O Festival Gastronômico de Portalegre precisa comer muito feijão com arroz para ingressar no calendário cultural dos eventos do gênero. Ainda assim, nesta segunda edição se percebeu o esmeril na promoção ainda amadora. A cidade tem potencial. O frio serrano, as tradições culinárias baseadas no caju e no mel e a referência do Festival de Martins são bons aliados para o crescimento gradativo do Festival.
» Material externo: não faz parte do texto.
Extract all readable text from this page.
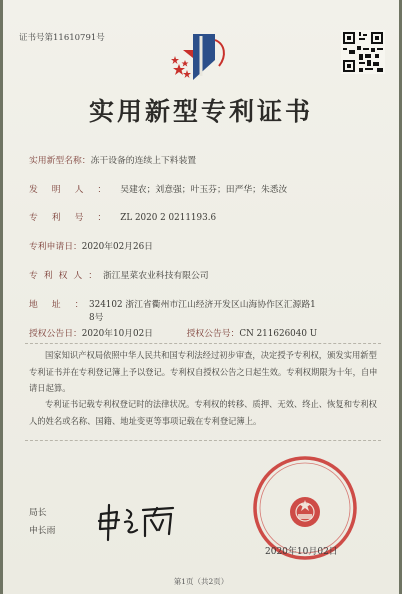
证书号第11610791号
实用新型专利证书
实用新型名称：冻干设备的连续上下料装置
发明人：吴建农；刘意强；叶玉芬；田严华；朱悉汝
专利号：ZL 2020 2 0211193.6
专利申请日：2020年02月26日
专利权人：浙江星菜农业科技有限公司
地址：324102 浙江省衢州市江山经济开发区山海协作区汇源路1
8号
授权公告日：2020年10月02日	授权公告号：CN 211626040 U
国家知识产权局依照中华人民共和国专利法经过初步审查，决定授予专利权，颁发实用新型专利证书并在专利登记簿上予以登记。专利权自授权公告之日起生效。专利权期限为十年，自申请日起算。
专利证书记载专利权登记时的法律状况。专利权的转移、质押、无效、终止、恢复和专利权人的姓名或名称、国籍、地址变更等事项记载在专利登记簿上。
局长
申长雨
2020年10月02日
第1页（共2页）
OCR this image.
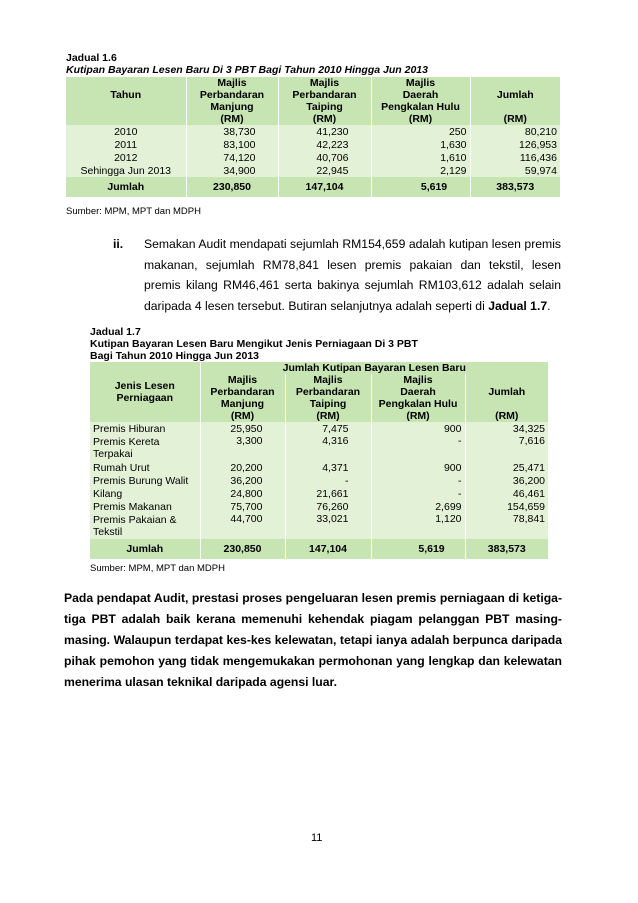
Jadual 1.6
Kutipan Bayaran Lesen Baru Di 3 PBT Bagi Tahun 2010 Hingga Jun 2013
Tahun	Majlis	Majlis	Majlis	Jumlah
	Perbandaran	Perbandaran	Daerah	
	Manjung	Taiping	Pengkalan Hulu	
	(RM)	(RM)	(RM)	(RM)
2010	38,730	41,230	250	80,210
2011	83,100	42,223	1,630	126,953
2012	74,120	40,706	1,610	116,436
Sehingga Jun 2013	34,900	22,945	2,129	59,974
Jumlah	230,850	147,104	5,619	383,573
Sumber: MPM, MPT dan MDPH
ii. Semakan Audit mendapati sejumlah RM154,659 adalah kutipan lesen premis makanan, sejumlah RM78,841 lesen premis pakaian dan tekstil, lesen premis kilang RM46,461 serta bakinya sejumlah RM103,612 adalah selain daripada 4 lesen tersebut. Butiran selanjutnya adalah seperti di Jadual 1.7.
Jadual 1.7
Kutipan Bayaran Lesen Baru Mengikut Jenis Perniagaan Di 3 PBT
Bagi Tahun 2010 Hingga Jun 2013
Jenis Lesen
Perniagaan	Jumlah Kutipan Bayaran Lesen Baru			
	Majlis	Majlis	Majlis	Jumlah
	Perbandaran	Perbandaran	Daerah	
	Manjung	Taiping	Pengkalan Hulu	
	(RM)	(RM)	(RM)	(RM)
Premis Hiburan	25,950	7,475	900	34,325
Premis Kereta Terpakai	3,300	4,316	-	7,616
Rumah Urut	20,200	4,371	900	25,471
Premis Burung Walit	36,200	-	-	36,200
Kilang	24,800	21,661	-	46,461
Premis Makanan	75,700	76,260	2,699	154,659
Premis Pakaian & Tekstil	44,700	33,021	1,120	78,841
Jumlah	230,850	147,104	5,619	383,573
Sumber: MPM, MPT dan MDPH
Pada pendapat Audit, prestasi proses pengeluaran lesen premis perniagaan di ketiga-tiga PBT adalah baik kerana memenuhi kehendak piagam pelanggan PBT masing-masing. Walaupun terdapat kes-kes kelewatan, tetapi ianya adalah berpunca daripada pihak pemohon yang tidak mengemukakan permohonan yang lengkap dan kelewatan menerima ulasan teknikal daripada agensi luar.
11
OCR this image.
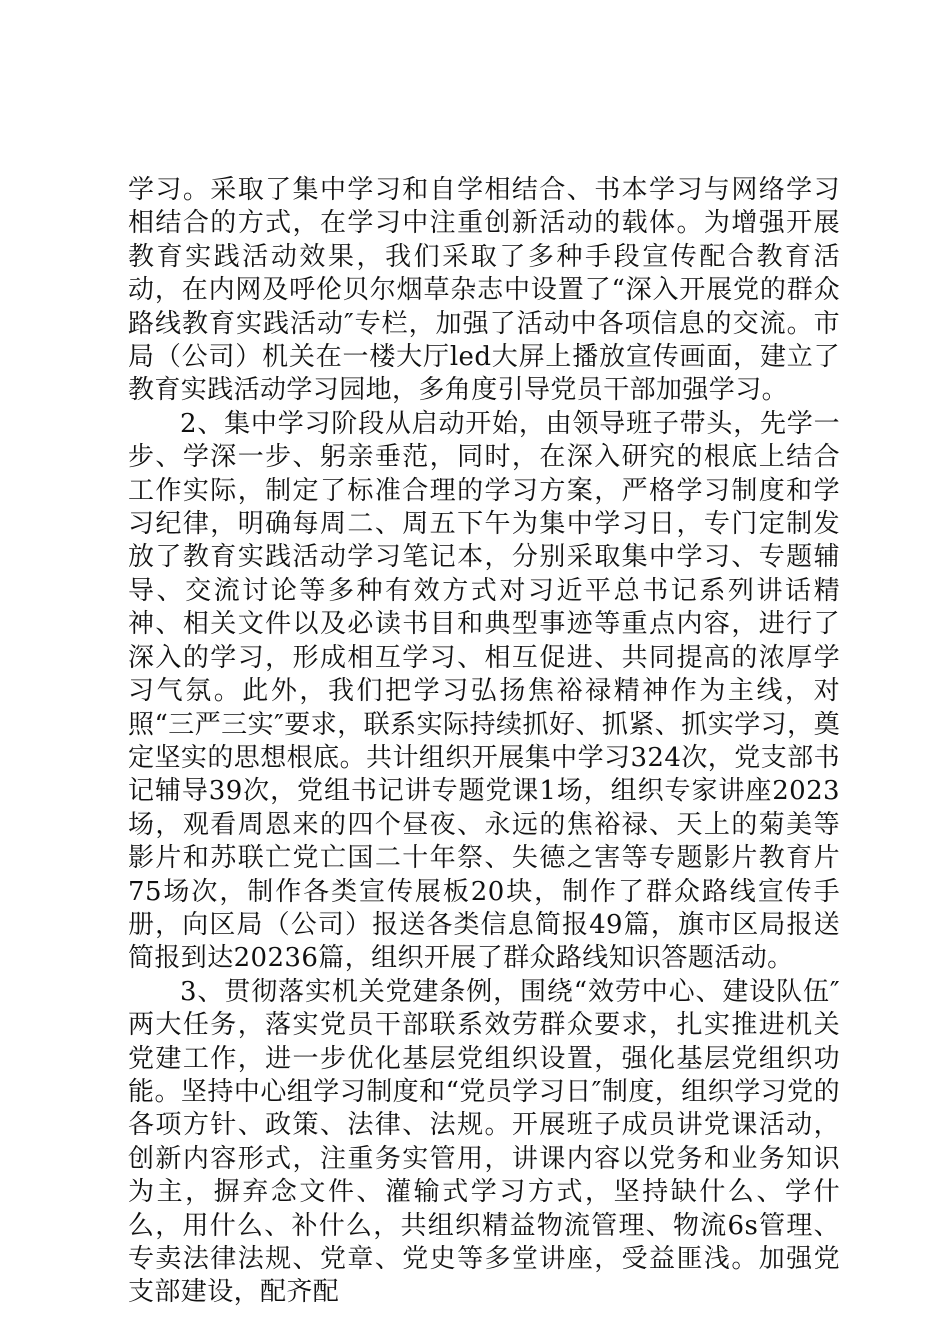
学习。采取了集中学习和自学相结合、书本学习与网络学习相结合的方式，在学习中注重创新活动的载体。为增强开展教育实践活动效果，我们采取了多种手段宣传配合教育活动，在内网及呼伦贝尔烟草杂志中设置了“深入开展党的群众路线教育实践活动″专栏，加强了活动中各项信息的交流。市局（公司）机关在一楼大厅led大屏上播放宣传画面，建立了教育实践活动学习园地，多角度引导党员干部加强学习。

2、集中学习阶段从启动开始，由领导班子带头，先学一步、学深一步、躬亲垂范，同时，在深入研究的根底上结合工作实际，制定了标准合理的学习方案，严格学习制度和学习纪律，明确每周二、周五下午为集中学习日，专门定制发放了教育实践活动学习笔记本，分别采取集中学习、专题辅导、交流讨论等多种有效方式对习近平总书记系列讲话精神、相关文件以及必读书目和典型事迹等重点内容，进行了深入的学习，形成相互学习、相互促进、共同提高的浓厚学习气氛。此外，我们把学习弘扬焦裕禄精神作为主线，对照“三严三实″要求，联系实际持续抓好、抓紧、抓实学习，奠定坚实的思想根底。共计组织开展集中学习324次，党支部书记辅导39次，党组书记讲专题党课1场，组织专家讲座2023场，观看周恩来的四个昼夜、永远的焦裕禄、天上的菊美等影片和苏联亡党亡国二十年祭、失德之害等专题影片教育片75场次，制作各类宣传展板20块，制作了群众路线宣传手册，向区局（公司）报送各类信息简报49篇，旗市区局报送简报到达20236篇，组织开展了群众路线知识答题活动。

3、贯彻落实机关党建条例，围绕“效劳中心、建设队伍″两大任务，落实党员干部联系效劳群众要求，扎实推进机关党建工作，进一步优化基层党组织设置，强化基层党组织功能。坚持中心组学习制度和“党员学习日″制度，组织学习党的各项方针、政策、法律、法规。开展班子成员讲党课活动，创新内容形式，注重务实管用，讲课内容以党务和业务知识为主，摒弃念文件、灌输式学习方式，坚持缺什么、学什么，用什么、补什么，共组织精益物流管理、物流6s管理、专卖法律法规、党章、党史等多堂讲座，受益匪浅。加强党支部建设，配齐配
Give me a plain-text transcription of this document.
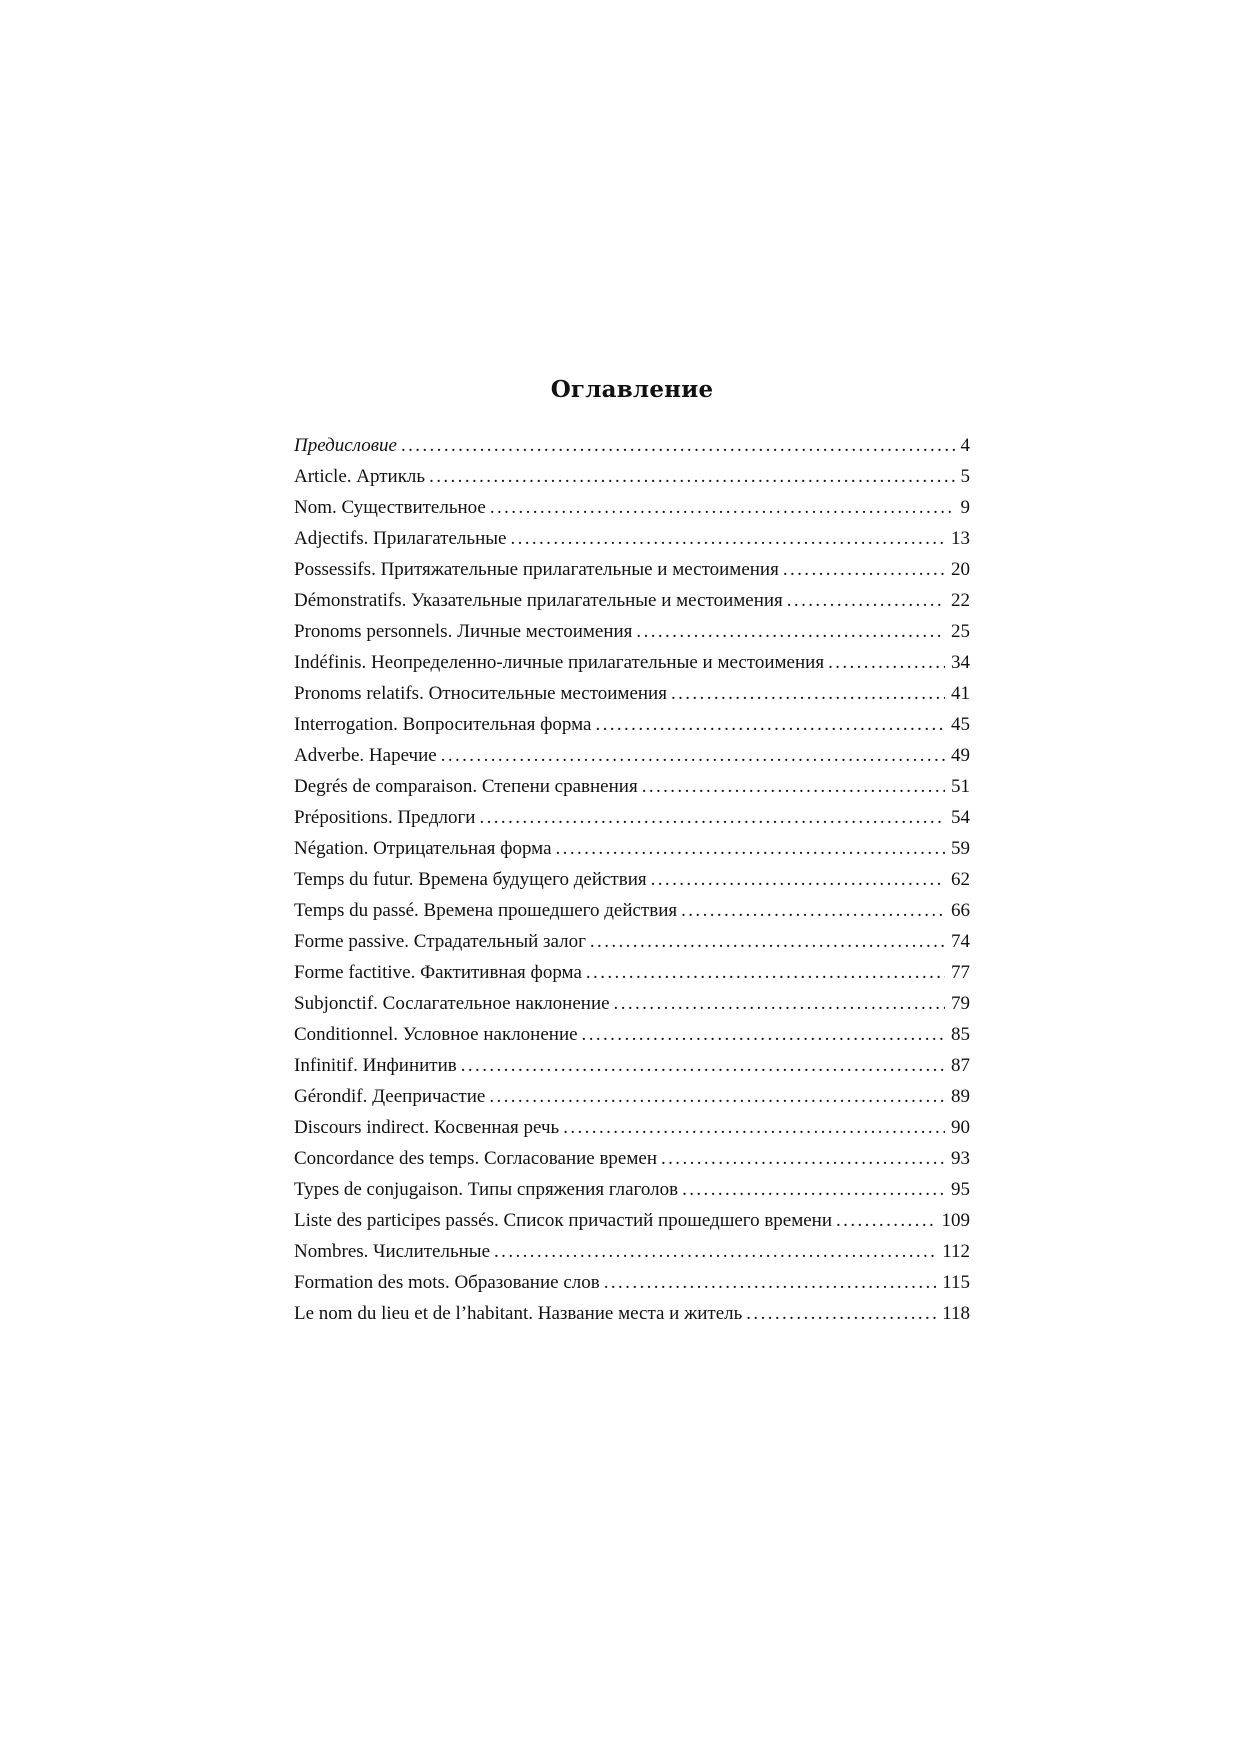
Оглавление
Предисловие .....	4
Article. Артикль .....	5
Nom. Существительное .....	9
Adjectifs. Прилагательные .....	13
Possessifs. Притяжательные прилагательные и местоимения .....	20
Démonstratifs. Указательные прилагательные и местоимения .....	22
Pronoms personnels. Личные местоимения .....	25
Indéfinis. Неопределенно-личные прилагательные и местоимения .....	34
Pronoms relatifs. Относительные местоимения .....	41
Interrogation. Вопросительная форма .....	45
Adverbe. Наречие .....	49
Degrés de comparaison. Степени сравнения .....	51
Prépositions. Предлоги .....	54
Négation. Отрицательная форма .....	59
Temps du futur. Времена будущего действия .....	62
Temps du passé. Времена прошедшего действия .....	66
Forme passive. Страдательный залог .....	74
Forme factitive. Фактитивная форма .....	77
Subjonctif. Сослагательное наклонение .....	79
Conditionnel. Условное наклонение .....	85
Infinitif. Инфинитив .....	87
Gérondif. Деепричастие .....	89
Discours indirect. Косвенная речь .....	90
Concordance des temps. Согласование времен .....	93
Types de conjugaison. Типы спряжения глаголов .....	95
Liste des participes passés. Список причастий прошедшего времени .....	109
Nombres. Числительные .....	112
Formation des mots. Образование слов .....	115
Le nom du lieu et de l’habitant. Название места и житель .....	118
Estive por lá de sexta a domingo. Percebi um evento gastronômico ainda refém das atrações musicais. Nomes do gosto popular como Dorgival Dantas atrairam muito mais gente ao palco principal do que turistas às tendas gastronômicas que circundavam a praça central, em frente à igreja matriz de Nossa Senhora da Conceição. A participação local na praça ficou restrita apenas a dois estandes. Concorreram uns dez.
O restaurante Bardoaldo venceu de novo. O pirão recebeu o incremento de castanhas e papou o prêmio, sob reclamações do segundo colocado. Mas o bar ficava a pelo menos 13 km de onde foi instalado o evento. Dos bares locais, visitei apenas o Portal da Serra, e tive a certeza que a Tilápia era peixe de mar salgadíssimo. Ainda tomei uma cachaça com excelente caldo de camarão no Ombak – restaurante de Sagi.
A programação de oficinas, musicais e dos bares e restaurantes começou com três horas de atraso em relação à divulgação, sempre a partir das 20h, com o clima noturno. O prato típico da região, vendido a R$ 3, parecia muito gostoso. A segurança foi garantida e um número razoável de banheiros químicos também se via por lá. O frio apareceu mesmo no sábado, com temperatura perto dos 15º. Na sexta, segundo o padre Dário – há 36 ano na paróquia – foi de 22º.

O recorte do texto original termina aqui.